In the streets of Yerevan, the capital of Armenia, a world-class chamber choir gathers to perform in a regional music festival. Their performance is heralded for many reasons, including the fact that most members of the Paros Chamber Choir live with disabilities, and all sing from a seated position. Known locally as the wheelchair choir, this group is promoted by one of several Disability People Organizations (DPOs) in Armenia working to improve life for people with disabilities.
Now, with support from EDC, an initiative called the Social Legacy Program is working with Armenian DPOs to develop a national coalition. Coalition members will identify one or more challenges and then will develop activities to address those challenges.

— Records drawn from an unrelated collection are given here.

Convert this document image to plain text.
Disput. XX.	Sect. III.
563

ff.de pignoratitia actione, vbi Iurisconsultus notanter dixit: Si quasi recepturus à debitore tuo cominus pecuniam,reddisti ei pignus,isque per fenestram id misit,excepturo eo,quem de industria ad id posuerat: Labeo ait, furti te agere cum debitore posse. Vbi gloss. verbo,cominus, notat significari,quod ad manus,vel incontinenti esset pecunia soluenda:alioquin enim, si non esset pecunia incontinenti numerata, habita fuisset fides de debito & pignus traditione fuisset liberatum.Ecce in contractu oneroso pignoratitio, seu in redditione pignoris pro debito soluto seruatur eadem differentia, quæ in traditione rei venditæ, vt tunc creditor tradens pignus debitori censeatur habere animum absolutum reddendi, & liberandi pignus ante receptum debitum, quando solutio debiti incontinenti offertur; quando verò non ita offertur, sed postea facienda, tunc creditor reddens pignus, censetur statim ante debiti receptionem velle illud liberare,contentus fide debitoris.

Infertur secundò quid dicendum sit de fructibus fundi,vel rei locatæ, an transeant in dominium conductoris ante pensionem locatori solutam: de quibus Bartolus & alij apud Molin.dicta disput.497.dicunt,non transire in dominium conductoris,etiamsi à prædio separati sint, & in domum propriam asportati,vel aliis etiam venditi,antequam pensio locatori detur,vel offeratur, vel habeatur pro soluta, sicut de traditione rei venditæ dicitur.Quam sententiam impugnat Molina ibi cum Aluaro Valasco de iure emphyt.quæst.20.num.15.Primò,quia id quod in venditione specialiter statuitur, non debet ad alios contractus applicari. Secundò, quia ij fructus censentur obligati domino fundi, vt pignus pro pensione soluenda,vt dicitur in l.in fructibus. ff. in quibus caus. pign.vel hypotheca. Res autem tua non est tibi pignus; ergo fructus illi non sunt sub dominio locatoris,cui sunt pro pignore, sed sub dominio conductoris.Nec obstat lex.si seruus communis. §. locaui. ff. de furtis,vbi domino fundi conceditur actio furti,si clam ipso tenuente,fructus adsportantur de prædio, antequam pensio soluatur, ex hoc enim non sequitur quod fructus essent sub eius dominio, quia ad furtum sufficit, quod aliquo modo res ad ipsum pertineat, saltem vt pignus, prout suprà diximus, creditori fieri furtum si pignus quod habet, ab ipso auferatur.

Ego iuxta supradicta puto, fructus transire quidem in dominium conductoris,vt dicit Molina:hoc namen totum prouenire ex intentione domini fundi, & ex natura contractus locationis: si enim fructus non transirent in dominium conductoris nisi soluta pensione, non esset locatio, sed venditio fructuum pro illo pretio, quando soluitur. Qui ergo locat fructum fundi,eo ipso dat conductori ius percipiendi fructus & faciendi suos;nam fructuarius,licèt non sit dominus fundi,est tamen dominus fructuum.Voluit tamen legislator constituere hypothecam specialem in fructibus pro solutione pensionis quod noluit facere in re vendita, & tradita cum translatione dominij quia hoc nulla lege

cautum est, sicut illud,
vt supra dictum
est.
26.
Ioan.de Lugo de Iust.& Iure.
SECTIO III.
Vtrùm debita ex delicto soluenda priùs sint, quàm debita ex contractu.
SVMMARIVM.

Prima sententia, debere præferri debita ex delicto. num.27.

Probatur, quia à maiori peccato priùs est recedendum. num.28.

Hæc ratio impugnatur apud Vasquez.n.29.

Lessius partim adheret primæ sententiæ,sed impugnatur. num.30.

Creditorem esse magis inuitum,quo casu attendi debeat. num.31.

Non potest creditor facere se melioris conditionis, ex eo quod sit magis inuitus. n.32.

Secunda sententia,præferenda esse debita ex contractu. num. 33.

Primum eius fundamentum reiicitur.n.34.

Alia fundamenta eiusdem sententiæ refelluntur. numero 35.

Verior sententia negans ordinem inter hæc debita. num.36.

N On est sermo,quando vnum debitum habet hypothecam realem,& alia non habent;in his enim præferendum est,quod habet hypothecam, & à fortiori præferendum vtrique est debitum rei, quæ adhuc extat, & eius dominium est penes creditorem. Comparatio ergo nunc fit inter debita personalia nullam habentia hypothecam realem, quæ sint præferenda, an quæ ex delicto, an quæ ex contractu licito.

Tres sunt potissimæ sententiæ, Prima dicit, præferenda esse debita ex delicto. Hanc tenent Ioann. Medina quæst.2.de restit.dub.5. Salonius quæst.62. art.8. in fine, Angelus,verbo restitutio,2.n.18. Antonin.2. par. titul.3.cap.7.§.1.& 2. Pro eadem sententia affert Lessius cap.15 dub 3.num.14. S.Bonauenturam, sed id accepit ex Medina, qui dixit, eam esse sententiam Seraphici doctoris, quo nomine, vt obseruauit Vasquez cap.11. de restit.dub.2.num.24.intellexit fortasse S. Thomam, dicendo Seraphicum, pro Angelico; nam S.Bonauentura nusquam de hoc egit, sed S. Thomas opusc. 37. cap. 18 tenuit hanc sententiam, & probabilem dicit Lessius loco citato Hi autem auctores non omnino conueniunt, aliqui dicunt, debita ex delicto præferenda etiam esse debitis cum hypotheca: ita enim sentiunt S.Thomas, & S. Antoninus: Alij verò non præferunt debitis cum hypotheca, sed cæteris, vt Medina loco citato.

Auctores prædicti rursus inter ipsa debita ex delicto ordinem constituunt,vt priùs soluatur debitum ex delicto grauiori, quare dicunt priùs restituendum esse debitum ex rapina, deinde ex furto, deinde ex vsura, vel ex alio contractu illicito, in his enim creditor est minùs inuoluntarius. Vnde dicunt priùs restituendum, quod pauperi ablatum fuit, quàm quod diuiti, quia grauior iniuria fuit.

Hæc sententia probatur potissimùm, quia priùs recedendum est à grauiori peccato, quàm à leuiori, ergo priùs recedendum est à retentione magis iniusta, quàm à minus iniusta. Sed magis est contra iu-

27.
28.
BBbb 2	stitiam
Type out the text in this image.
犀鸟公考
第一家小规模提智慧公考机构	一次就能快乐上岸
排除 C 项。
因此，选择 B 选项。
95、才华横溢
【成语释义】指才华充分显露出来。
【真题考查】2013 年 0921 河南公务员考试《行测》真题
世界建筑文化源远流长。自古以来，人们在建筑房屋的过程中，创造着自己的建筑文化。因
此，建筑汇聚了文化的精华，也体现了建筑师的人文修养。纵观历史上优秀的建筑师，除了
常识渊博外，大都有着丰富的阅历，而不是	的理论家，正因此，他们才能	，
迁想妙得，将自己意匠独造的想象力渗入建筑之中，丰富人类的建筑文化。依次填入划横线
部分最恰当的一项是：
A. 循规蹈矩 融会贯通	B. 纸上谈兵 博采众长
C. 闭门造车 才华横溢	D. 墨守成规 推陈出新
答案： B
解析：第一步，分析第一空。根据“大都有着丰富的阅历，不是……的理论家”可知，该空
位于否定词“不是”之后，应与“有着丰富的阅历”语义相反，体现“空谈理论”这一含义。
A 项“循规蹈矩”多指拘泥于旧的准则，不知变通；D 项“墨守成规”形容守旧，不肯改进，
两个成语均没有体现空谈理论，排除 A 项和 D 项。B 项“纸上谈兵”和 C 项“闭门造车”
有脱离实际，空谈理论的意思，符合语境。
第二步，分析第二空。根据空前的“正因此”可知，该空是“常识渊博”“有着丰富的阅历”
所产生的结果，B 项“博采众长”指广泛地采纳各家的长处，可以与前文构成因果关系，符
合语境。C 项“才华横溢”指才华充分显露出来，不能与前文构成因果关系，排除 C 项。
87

“The people I’ve met at the forefront of the disabilities movement in Armenia are committed to ensuring that everyone can be an active contributor to the economic, social, and political life of a society,” says EDC’s Gustavo Payan. “They serve as role models and sources of inspiration for others—‘disabled’ or not.”
EDC will work with the coalition as it coordinates efforts, prioritizes activities, and administers funding. Coalition members also will develop targeted activities to improve conditions and policies.
Breaking down barriers
Today, there are nearly 170,000 people in Armenia living with many different kinds of disabilities. Each DPO has its own focus, such as working to remove physical barriers for those who use a wheelchair, advocating for new laws and policies, promoting inclusive schools and workplaces, and improving vocational training.
Funded by the U.S. Agency for International Development’s Eastern Europe and Eurasia Bureau, the Social Legacy Program is working on similar issues in the former Soviet Republic of Georgia, to the north of Armenia, and hopes to establish ties between the two countries.